We can run the pipeline over a range of dates by passing an end-date

and a start-date, where it will only bring data within this date range.

>>> pipeline.run(end_date="2020-08-04", start_date="2020-07-04")

Or run up to a date, where it will only bring data up to the specific date.

>>> pipeline.run(end_date="2020-08-04")

Or just a specific date, where you will only bring data for that day.

>>> pipeline.run_for_date(execution_date="2020-08-04")
property feature_set: FeatureSet

Feature set composed by features and context metadata.

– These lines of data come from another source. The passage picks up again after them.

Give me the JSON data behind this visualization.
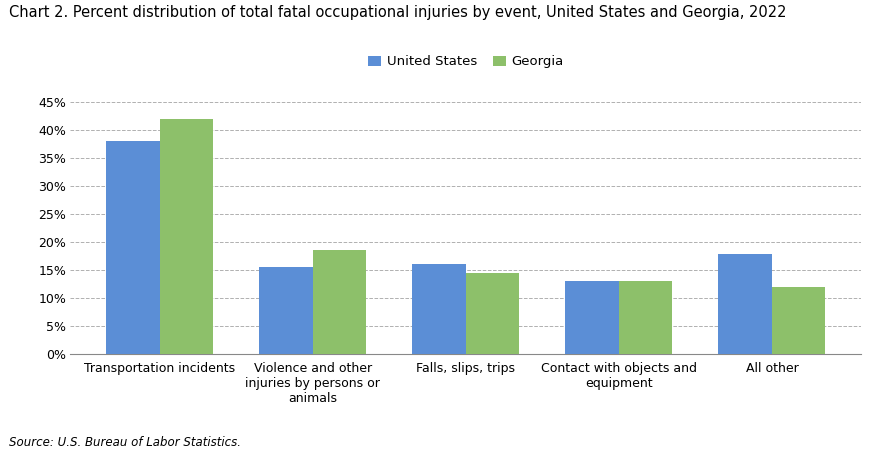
{
  "title": "Chart 2. Percent distribution of total fatal occupational injuries by event, United States and Georgia, 2022",
  "categories": [
    "Transportation incidents",
    "Violence and other\ninjuries by persons or\nanimals",
    "Falls, slips, trips",
    "Contact with objects and\nequipment",
    "All other"
  ],
  "us_values": [
    38.0,
    15.5,
    16.0,
    13.0,
    17.8
  ],
  "ga_values": [
    42.0,
    18.5,
    14.5,
    13.0,
    12.0
  ],
  "us_color": "#5B8ED6",
  "ga_color": "#8DC06A",
  "us_label": "United States",
  "ga_label": "Georgia",
  "ylim": [
    0,
    47
  ],
  "yticks": [
    0,
    5,
    10,
    15,
    20,
    25,
    30,
    35,
    40,
    45
  ],
  "bar_width": 0.35,
  "source": "Source: U.S. Bureau of Labor Statistics.",
  "title_fontsize": 10.5,
  "legend_fontsize": 9.5,
  "tick_fontsize": 9,
  "source_fontsize": 8.5
}
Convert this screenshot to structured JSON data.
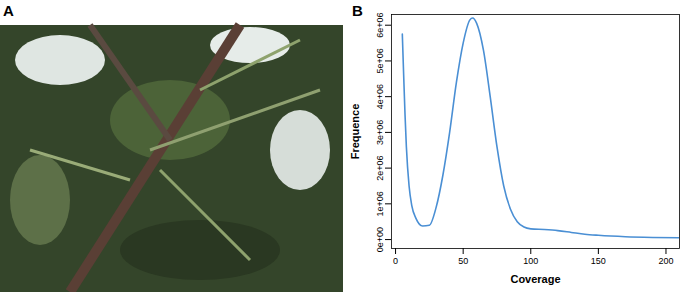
{
  "panel_labels": [
    "A",
    "B"
  ],
  "chart_data": {
    "type": "line",
    "x_label": "Coverage",
    "y_label": "Frequence",
    "x": [
      5,
      6,
      7,
      8,
      10,
      12,
      15,
      20,
      25,
      30,
      35,
      40,
      45,
      50,
      55,
      57,
      60,
      65,
      70,
      75,
      80,
      85,
      90,
      95,
      100,
      110,
      120,
      130,
      140,
      150,
      170,
      190,
      210
    ],
    "values": [
      5750000,
      4600000,
      3500000,
      2600000,
      1500000,
      950000,
      600000,
      380000,
      400000,
      900000,
      1800000,
      3000000,
      4400000,
      5500000,
      6150000,
      6200000,
      6050000,
      5300000,
      4000000,
      2600000,
      1500000,
      850000,
      500000,
      350000,
      300000,
      280000,
      250000,
      200000,
      150000,
      120000,
      80000,
      60000,
      50000
    ],
    "color": "#4a8fd4",
    "xlim": [
      -3,
      210
    ],
    "ylim": [
      -250000,
      6300000
    ],
    "xticks": [
      0,
      50,
      100,
      150,
      200
    ],
    "yticks": [
      {
        "value": 0,
        "label": "0e+00"
      },
      {
        "value": 1000000,
        "label": "1e+06"
      },
      {
        "value": 2000000,
        "label": "2e+06"
      },
      {
        "value": 3000000,
        "label": "3e+06"
      },
      {
        "value": 4000000,
        "label": "4e+06"
      },
      {
        "value": 5000000,
        "label": "5e+06"
      },
      {
        "value": 6000000,
        "label": "6e+06"
      }
    ],
    "grid": false
  }
}
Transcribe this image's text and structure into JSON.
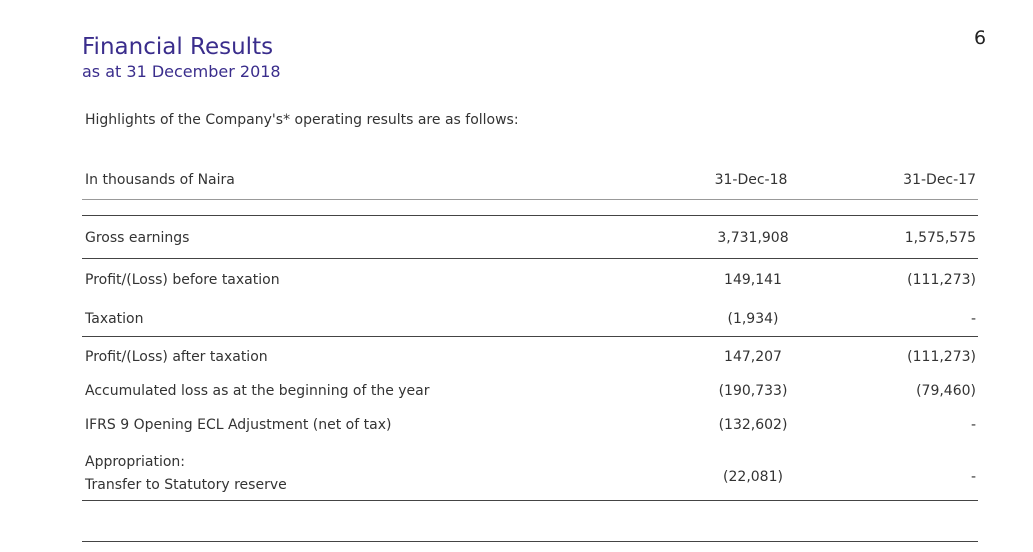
{
  "header": {
    "title": "Financial Results",
    "subtitle": "as at 31 December 2018",
    "page_number": "6"
  },
  "intro": "Highlights of the Company's* operating results are as follows:",
  "table": {
    "columns": [
      "In thousands of Naira",
      "31-Dec-18",
      "31-Dec-17"
    ],
    "rows": [
      {
        "label": "Gross earnings",
        "values": [
          "3,731,908",
          "1,575,575"
        ]
      },
      {
        "label": "Profit/(Loss) before taxation",
        "values": [
          "149,141",
          "(111,273)"
        ]
      },
      {
        "label": "Taxation",
        "values": [
          "(1,934)",
          "-"
        ]
      },
      {
        "label": "Profit/(Loss) after taxation",
        "values": [
          "147,207",
          "(111,273)"
        ]
      },
      {
        "label": "Accumulated loss as at the beginning of the year",
        "values": [
          "(190,733)",
          "(79,460)"
        ]
      },
      {
        "label": "IFRS 9 Opening ECL Adjustment (net of tax)",
        "values": [
          "(132,602)",
          "-"
        ]
      },
      {
        "label": [
          "Appropriation:",
          "Transfer to Statutory reserve"
        ],
        "values": [
          "(22,081)",
          "-"
        ]
      }
    ]
  }
}
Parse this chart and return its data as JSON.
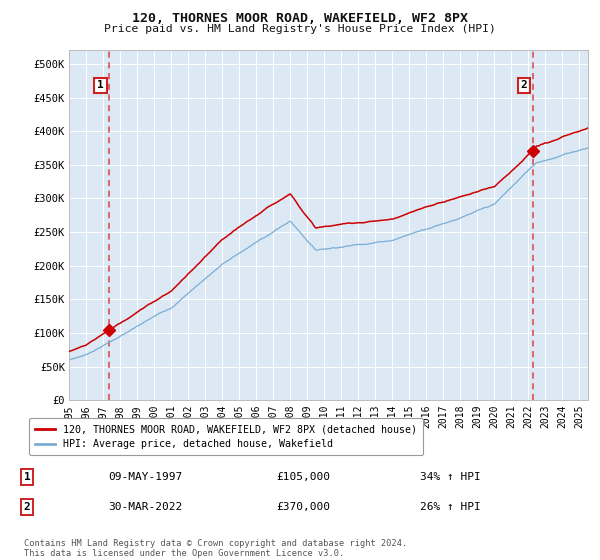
{
  "title": "120, THORNES MOOR ROAD, WAKEFIELD, WF2 8PX",
  "subtitle": "Price paid vs. HM Land Registry's House Price Index (HPI)",
  "fig_bg_color": "#ffffff",
  "plot_bg_color": "#dce9f5",
  "hpi_color": "#7aadd4",
  "price_color": "#cc0000",
  "dashed_color": "#dd4444",
  "ylim": [
    0,
    520000
  ],
  "yticks": [
    0,
    50000,
    100000,
    150000,
    200000,
    250000,
    300000,
    350000,
    400000,
    450000,
    500000
  ],
  "ytick_labels": [
    "£0",
    "£50K",
    "£100K",
    "£150K",
    "£200K",
    "£250K",
    "£300K",
    "£350K",
    "£400K",
    "£450K",
    "£500K"
  ],
  "xstart": 1995.0,
  "xend": 2025.5,
  "sale1_x": 1997.36,
  "sale1_y": 105000,
  "sale2_x": 2022.25,
  "sale2_y": 370000,
  "legend_line1": "120, THORNES MOOR ROAD, WAKEFIELD, WF2 8PX (detached house)",
  "legend_line2": "HPI: Average price, detached house, Wakefield",
  "annotation1_date": "09-MAY-1997",
  "annotation1_price": "£105,000",
  "annotation1_hpi": "34% ↑ HPI",
  "annotation2_date": "30-MAR-2022",
  "annotation2_price": "£370,000",
  "annotation2_hpi": "26% ↑ HPI",
  "footnote": "Contains HM Land Registry data © Crown copyright and database right 2024.\nThis data is licensed under the Open Government Licence v3.0.",
  "xtick_years": [
    1995,
    1996,
    1997,
    1998,
    1999,
    2000,
    2001,
    2002,
    2003,
    2004,
    2005,
    2006,
    2007,
    2008,
    2009,
    2010,
    2011,
    2012,
    2013,
    2014,
    2015,
    2016,
    2017,
    2018,
    2019,
    2020,
    2021,
    2022,
    2023,
    2024,
    2025
  ]
}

run(end_date: Optional[str] = None, partition_by: Optional[List[str]] = None, order_by: Optional[List[str]] = None, num_processors: Optional[int] = None, start_date: Optional[str] = None) None

Runs the defined feature set pipeline.

The pipeline consists in the following steps: - Constructs the input dataframe from the data source. - Construct the feature set dataframe using the defined Features. - Load the data to the configured sink locations.

It’s important to notice, however, that both parameters partition_by and num_processors are WIP, we intend to enhance their functionality soon. Use only if strictly necessary.

run_for_date(execution_date: Optional[str] = None, partition_by: Optional[List[str]] = None, order_by: Optional[List[str]] = None, num_processors: Optional[int] = None) None

Runs the defined feature set pipeline for a specific date.

The pipeline consists in the following steps:

  • Constructs the input dataframe from the data source.

  • Construct the feature set dataframe using the defined Features.

  • Load the data to the configured sink locations.

It’s important to notice, however, that both parameters partition_by and num_processors are WIP, we intend to enhance their functionality soon. Use only if strictly necessary.

property sink: Sink

Sink used to write the output dataframe in the desired locations.

property source: Source

Source of the data, the entry point of the pipeline.

property spark_client: SparkClient

Client used to access Spark connection.